00:04D'autre part, dans les étudiants étrangers, il faut quand même avoir en tête,
00:07il y en a 350 000 environ en France.
00:11Il y a 100 000 diplômés étrangers par an.
00:14Il y en a un tiers qui sont dans des écoles privées,
00:17notamment des écoles de commerce, où là, en fait, ils payent plein pot les droits.
00:22Il n'y a pas de problématique d'équilibrage.
00:25Pour les deux tiers qui sont à l'université,
00:27à partir du moment où ils paieraient, en fait, ce montant,
00:30ça équilibrerait à peu près budgétairement, on va dire, pour l'État.
00:35Et donc, c'est effectivement une logique d'économie.
00:37Mais il faut savoir aussi qu'au bout du compte,
00:40il y a des taux d'insertion pour les étudiants étrangers diplômés,
00:44donc diplômés de licence ou ensuite de master,
00:47qui sont très bons, de 87 %.
00:5150 % travaillent en France, ça veut dire qu'on les recrute,
00:54et 50 % travaillent à l'issue dans leur pays d'origine ou dans d'autres pays.
00:59Donc, en fait, à mon avis, c'est pour ça que si, effectivement,
01:03ce droit majoré pour les étudiants étrangers européens est appliqué,
01:09grosso modo, ce serait une bonne chose.

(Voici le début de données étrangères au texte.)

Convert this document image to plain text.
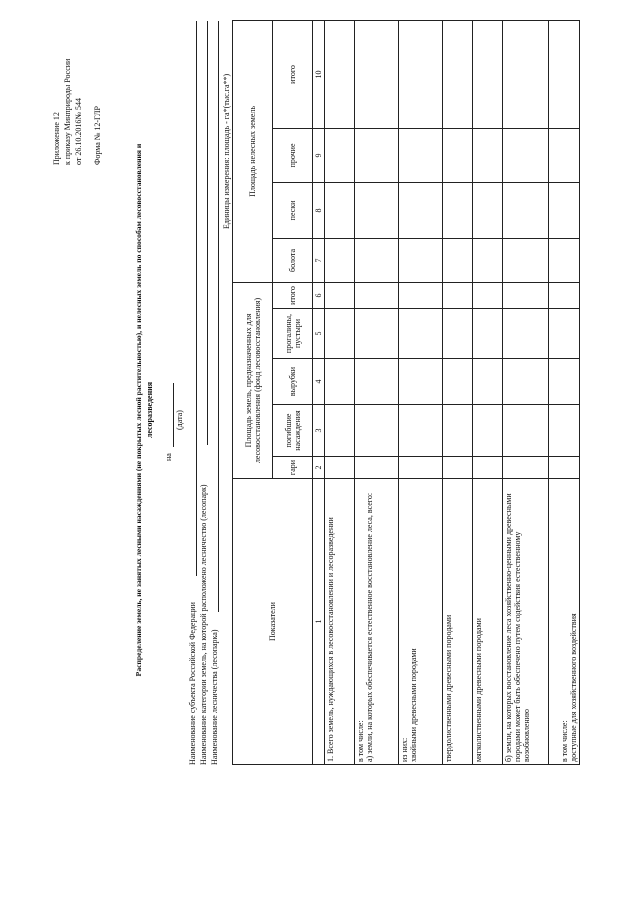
Приложение 12 к приказу Минприроды России от 26.10.2016№ 544 Форма № 12-ГЛР
Распределение земель, не занятых лесными насаждениями (не покрытых лесной растительностью), и нелесных земель по способам лесовосстановления и лесоразведения
на
(дата)
Наименование субъекта Российской Федерации Наименование категории земель, на которой расположено лесничество (лесопарк) Наименование лесничества (лесопарка)
Единицы измерения: площадь - га*(тыс.га**)
Показатели	Площадь земель, предназначенных для лесовосстановления (фонд лесовосстановления)					Площадь нелесных земель			
	гари	погибшие насаждения	вырубки	прогалины, пустыри	итого	болота	пески	прочие	итого
1	2	3	4	5	6	7	8	9	10
1. Всего земель, нуждающихся в лесовосстановлении и лесоразведении									
в том числе:
а) земли, на которых обеспечивается естественное восстановление леса, всего:									
из них:
хвойными древесными породами									
твердолиственными древесными породами									
мягколиственными древесными породами									
б) земли, на которых восстановление леса хозяйственно-ценными древесными породами может быть обеспечено путем содействия естественному возобновлению									
в том числе:
доступные для хозяйственного воздействия									
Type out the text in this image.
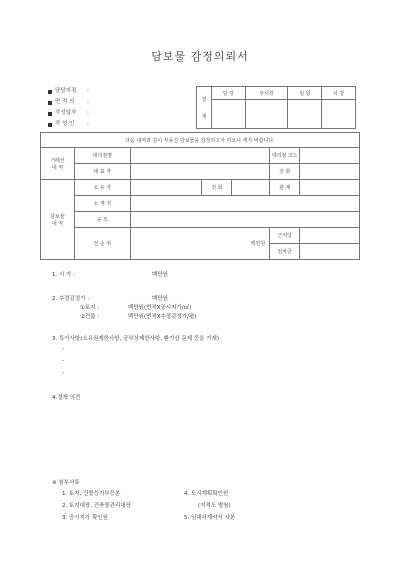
담보물 감정의뢰서
담당지점	:
면 적 의	:
작성일자	:
작 성 인	:
결
재	담 당	부서장	임 원	사 장

다음 내역과 같이 부동산 담보물을 감정하고자 하오니 재가 바랍니다.						
거래선
내 역	대리점명				대리점 코드	
	대 표 자				전 화	
담보물
내 역	소 유 자		전 화		관 계	
	소 재 지					
	규 모					
	선 순 위	백만원			근저당	
					임차금	
1. 시 가 :	백만원
2. 추정감정가 :	백만원
①토지 :	백만원(면적X공시지가/㎡)
②건물 :	백만원(면적X추정감정가/평)
3. 특이사항(소유권제한사항, 공부상제한사항, 환가상 문제 등을 기재)
-
-
-
4.결재 의견
※ 첨부서류
1. 토지, 건물등기부등본
2. 토지대장, 건축물관리대장
3. 공시지가 확인원
4. 도시계획확인원
(지적도 별첨)
5. 임대차계약서 사본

01:11Il n'en reste pas moins que, comme vous le soulignez,
01:14et ça, ça avait été aussi relevé par la Cour des comptes,
01:16qu'il faut aussi qu'on ait une politique de suivi,
01:19j'allais dire de contrôle de gestion, un peu plus poussée
01:22pour savoir si, effectivement, l'argent qui est mis,
01:25parce que vous l'avez souligné au bout du compte,
01:283 000 euros sur plus de 10 000,
01:30ça veut dire qu'il y en aura deux tiers
01:32qui sont encore payés par la collectivité,
01:35ça mérite, en fait, d'être suivi et piloté, en effet.